Sorry for jumping around a lot, my mind is racing with what I want to say to you guys. And if I don't do it fast and completely randomly, I'll forget because I have a TERRIBLE memory and most of the time my thoughts slip out before I can get them down. I've noticed that most of my day lately is spent thinking up things I want to write in here. Like I have an internal monologue constantly going, like JD from Scrubs only much more disordered. I tell myself not to forget, that I want to share it with you guys and remember it for myself later. I hardly ever do.
So today's menu. Dannon Light N Fit yogurt (80), two clementines (70), and two hard-boiled egg whites (32). That's 182cals for the day. I might cheat and have another Skinny Cow if I feel as terrible as yesterday. Even then, I'd only be at 272. Perfectly acceptable. I'm aiming for that. Yesterday my mom's boyfriend told me he wanted to get pizza Tuesday night (tomorrow) because they have a good deal. At first I was like SHIT. Because I love the pizza from the place he was talking about. Then I was like, wait. I've been beyond amazing lately. I'm four pounds below the goal I wanted to reach by vacation. There's no reason I can't have a little treat. I'm scared of how the grease might affect my system though, seeing as I haven't had any (or hardly anything else) in a while. So I decided I'm going to have ONE piece. Because I feel I deserve it after how good I've been lately. I probably won't lose due to it, and my stomach won't get any smaller, but I think it's worth it. Just one. I wish I could lax the next day, but I'm seeing a friend for the first time in four months. And Wednesday is the first day I'll be completely done with my period, and I plan on raping my boyfriend ;) And the next day I have to go to my dad's house, which is an hour and change drive. Then the next morning at like 2AM we start the drive for FL. So no laxing possible. I was debating doing it today, but I'm not sure how it'd make me feel, being as I'm already so achey and weak. I'll let it be for right now. Decisions later.
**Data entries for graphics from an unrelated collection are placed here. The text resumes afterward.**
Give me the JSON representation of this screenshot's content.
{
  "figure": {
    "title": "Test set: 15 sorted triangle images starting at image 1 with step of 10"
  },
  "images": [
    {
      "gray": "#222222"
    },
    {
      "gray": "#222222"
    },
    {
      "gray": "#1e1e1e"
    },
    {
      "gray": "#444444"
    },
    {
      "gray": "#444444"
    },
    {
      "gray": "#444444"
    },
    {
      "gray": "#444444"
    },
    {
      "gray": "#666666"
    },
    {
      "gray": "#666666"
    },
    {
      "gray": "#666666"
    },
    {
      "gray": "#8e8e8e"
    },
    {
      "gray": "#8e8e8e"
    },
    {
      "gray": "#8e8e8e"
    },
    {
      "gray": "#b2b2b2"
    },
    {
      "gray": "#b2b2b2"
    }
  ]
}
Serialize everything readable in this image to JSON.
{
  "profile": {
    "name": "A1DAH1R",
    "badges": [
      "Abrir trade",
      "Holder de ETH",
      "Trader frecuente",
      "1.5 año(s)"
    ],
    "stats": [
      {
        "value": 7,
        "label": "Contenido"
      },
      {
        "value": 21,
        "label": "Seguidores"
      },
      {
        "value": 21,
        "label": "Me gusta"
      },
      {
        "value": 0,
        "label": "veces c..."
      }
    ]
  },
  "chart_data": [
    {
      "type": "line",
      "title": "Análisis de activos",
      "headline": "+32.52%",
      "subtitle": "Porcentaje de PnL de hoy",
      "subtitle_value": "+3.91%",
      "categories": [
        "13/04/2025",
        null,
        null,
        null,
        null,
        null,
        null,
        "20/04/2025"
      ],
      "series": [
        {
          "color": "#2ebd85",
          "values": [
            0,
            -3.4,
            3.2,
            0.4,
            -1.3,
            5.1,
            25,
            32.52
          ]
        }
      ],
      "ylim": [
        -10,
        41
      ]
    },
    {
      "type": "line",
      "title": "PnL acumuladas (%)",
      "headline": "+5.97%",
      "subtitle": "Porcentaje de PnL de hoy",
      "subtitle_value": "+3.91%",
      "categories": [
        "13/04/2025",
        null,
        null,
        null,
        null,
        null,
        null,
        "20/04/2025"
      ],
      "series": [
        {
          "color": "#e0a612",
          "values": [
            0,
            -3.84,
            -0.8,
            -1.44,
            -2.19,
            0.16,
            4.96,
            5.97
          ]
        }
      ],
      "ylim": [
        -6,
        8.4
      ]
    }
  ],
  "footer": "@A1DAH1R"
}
Let's start the week right today, beauties. Stay strong!
EDIT: My boyfriend and his grandmother decided to go out for Chinese today. Dude. No way in HELL I can eat that. I told BF as much. So they went without me, leaving me alone in their house to spend half an hour eating a six ounce cup of yogurt. I feel accomplished. I LOVE Chinese food. So this was big. Oh, and the only reason I had the yogurt already (even though it's already 2:30PM, wow) was because I got up to go to the bathroom and the back of my head was swimming and my entire body was tingly. I definitely think I almost passed out. I get insane tunnel vision every time I stand up, but this was something else. Scary, dude. Maybe I'll have an egg too, just to be safe.